Upson, who has appeared on overseas media about the blunder, said he was still not happy with the apparent fix. 

"Somebody's come out and 'swept the road again'," he said, doing quote marks with his hands. "But unfortunately they haven't swept it well enough to clear that mud off the road so that mud is still lodged on top of the road and then they've painted on top of that layer of mud again." 

Demonstrating with his hand, Upson said there was about 3cm of mud and dirt underneath the new white line. 

"I think the best thing to do at this point would be to get somebody high up at Auckland Transport, perhaps even the chief executive Dean Kimpton, to front the media and explain how the process has gone wrong here." 

The ordeal comes after Upson contacted Auckland Transport about faded road markings in January. 

On January 8, he said he got an email about the roads being swept - he claims they hadn't - then on February 9 there was a truck on site sweeping the roads. 

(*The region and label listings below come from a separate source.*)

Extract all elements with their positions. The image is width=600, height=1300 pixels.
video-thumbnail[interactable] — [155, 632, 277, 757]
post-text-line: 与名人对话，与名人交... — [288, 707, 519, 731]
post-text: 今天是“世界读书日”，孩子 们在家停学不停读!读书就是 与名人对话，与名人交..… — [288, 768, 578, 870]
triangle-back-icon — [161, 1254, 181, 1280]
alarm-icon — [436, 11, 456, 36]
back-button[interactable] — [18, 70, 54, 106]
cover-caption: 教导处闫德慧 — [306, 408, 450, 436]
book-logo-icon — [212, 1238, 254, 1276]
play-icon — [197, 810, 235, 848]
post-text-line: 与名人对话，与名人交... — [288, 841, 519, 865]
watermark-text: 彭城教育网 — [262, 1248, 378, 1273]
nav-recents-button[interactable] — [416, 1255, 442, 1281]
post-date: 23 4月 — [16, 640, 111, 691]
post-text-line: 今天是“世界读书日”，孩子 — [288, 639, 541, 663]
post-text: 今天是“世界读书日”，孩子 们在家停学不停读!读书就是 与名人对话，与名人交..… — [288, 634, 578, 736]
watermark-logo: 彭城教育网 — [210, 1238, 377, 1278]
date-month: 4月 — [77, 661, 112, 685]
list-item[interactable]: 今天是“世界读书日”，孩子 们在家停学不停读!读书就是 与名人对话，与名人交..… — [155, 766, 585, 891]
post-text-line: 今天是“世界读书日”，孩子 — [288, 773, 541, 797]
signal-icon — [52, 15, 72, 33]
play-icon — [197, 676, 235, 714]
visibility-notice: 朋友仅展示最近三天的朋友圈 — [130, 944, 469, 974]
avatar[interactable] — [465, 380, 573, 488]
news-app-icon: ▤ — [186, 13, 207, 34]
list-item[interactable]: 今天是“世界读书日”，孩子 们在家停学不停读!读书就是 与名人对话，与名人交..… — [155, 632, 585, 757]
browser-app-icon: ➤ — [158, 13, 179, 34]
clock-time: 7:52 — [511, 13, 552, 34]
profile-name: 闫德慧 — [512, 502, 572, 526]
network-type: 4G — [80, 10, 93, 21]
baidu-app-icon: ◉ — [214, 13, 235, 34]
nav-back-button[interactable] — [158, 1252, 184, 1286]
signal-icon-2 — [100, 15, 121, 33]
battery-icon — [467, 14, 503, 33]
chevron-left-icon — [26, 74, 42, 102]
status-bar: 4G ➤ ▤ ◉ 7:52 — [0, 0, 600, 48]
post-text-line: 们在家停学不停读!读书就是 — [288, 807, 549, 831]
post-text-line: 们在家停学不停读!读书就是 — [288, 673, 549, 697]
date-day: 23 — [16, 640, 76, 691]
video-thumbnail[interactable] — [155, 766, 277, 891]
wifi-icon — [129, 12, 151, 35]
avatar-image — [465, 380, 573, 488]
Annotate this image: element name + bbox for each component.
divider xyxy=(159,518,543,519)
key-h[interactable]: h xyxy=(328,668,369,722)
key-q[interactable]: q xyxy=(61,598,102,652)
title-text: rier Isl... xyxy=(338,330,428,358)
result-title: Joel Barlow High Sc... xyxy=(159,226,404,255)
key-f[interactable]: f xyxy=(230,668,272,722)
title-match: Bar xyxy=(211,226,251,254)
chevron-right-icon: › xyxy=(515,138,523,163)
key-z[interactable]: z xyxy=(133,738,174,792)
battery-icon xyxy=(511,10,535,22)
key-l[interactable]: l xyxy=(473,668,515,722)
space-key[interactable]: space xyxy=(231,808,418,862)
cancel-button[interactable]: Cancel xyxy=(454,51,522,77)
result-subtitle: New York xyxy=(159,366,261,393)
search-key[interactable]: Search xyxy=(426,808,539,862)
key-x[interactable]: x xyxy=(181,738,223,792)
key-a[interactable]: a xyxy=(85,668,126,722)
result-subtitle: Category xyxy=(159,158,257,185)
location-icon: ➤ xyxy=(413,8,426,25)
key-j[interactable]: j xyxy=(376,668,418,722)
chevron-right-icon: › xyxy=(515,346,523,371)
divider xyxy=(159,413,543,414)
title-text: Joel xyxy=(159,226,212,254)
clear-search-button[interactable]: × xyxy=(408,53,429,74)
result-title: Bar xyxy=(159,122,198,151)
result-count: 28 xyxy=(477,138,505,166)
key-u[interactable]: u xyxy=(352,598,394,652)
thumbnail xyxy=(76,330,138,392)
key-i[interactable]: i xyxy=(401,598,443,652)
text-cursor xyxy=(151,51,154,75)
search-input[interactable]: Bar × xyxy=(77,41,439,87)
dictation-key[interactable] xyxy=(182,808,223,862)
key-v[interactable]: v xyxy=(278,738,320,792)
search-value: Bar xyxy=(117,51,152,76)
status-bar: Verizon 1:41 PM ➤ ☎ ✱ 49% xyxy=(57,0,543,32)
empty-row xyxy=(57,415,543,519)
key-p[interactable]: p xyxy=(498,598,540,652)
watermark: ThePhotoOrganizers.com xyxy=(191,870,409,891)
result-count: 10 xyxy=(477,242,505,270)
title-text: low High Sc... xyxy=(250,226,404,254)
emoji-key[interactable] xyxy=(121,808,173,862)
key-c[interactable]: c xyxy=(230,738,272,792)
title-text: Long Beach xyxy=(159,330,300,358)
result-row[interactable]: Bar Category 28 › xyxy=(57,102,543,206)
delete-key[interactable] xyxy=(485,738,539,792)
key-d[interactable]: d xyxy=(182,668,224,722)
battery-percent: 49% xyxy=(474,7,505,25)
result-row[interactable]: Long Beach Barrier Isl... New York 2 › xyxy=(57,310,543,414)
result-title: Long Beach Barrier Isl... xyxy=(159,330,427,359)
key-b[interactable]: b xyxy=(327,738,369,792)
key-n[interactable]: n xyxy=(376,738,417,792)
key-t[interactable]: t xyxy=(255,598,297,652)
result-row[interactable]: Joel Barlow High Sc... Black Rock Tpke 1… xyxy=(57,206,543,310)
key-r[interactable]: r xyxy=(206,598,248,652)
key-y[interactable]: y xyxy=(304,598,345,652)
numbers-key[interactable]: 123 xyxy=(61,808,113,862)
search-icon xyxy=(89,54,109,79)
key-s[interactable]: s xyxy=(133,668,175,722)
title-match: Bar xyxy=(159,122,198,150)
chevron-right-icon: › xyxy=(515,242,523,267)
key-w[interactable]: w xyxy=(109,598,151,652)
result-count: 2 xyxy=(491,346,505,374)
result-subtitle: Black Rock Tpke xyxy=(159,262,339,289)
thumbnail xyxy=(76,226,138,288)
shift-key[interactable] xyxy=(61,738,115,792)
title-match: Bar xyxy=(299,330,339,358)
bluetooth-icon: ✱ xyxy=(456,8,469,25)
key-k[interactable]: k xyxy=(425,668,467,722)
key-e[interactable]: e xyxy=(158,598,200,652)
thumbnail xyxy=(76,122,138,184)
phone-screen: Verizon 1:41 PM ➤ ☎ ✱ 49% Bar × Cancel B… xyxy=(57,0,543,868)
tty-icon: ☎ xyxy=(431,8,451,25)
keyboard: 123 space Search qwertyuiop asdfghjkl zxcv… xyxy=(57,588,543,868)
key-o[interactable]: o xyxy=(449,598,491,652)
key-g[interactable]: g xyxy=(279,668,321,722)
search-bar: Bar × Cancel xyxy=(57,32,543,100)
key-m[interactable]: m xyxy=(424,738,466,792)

But that method "didn't work unfortunately", Upson said. 

"The method they've used, you know, it's the big truck with the big roller on front and, I mean, that's a great method for clearing loose stones off a roading project or something like that but unfortunately that method doesn't get close enough to the edge. 

"It's also just gone overtop of the mud so that big roller, that big sweeper roller on the front of trucks, it simply hasn't done the job of clearing that layer of mud… and it was quite solid so it needed a bit more of a mechanical, a water blaster might have worked, but I used a spade." 

Upson described how he went along the road edge with a spade and lifted the mud off "quite easily". 

So, he contacted Auckland Transport yet again. On Monday night, he got an email response that they're "going to look into it".  

"Where it goes from here I don't know." 

An Auckland Transport spokesperson told Newshub it was first made aware of this on Friday.

"Our contractor is responsible for maintaining the visibility of the road markings and whenever these fade or are done incorrectly, they will rectify as soon as possible - at no extra cost to AT," the spokesperson said.

But Tāmaki Makaurau isn't the only region with road marking issues. 

Road markings over a dead possum.
Road markings over a dead possum. Photo credit: Supplied

An AM viewer sent in a shocking photo from near Rotorua - white markings painted over road kill. 

"They've literally painted right over the top of a possum," the viewer said. 

"We digress, you should not be painting white lines over anything that is not the road," AM host Melissa Chan-Green said.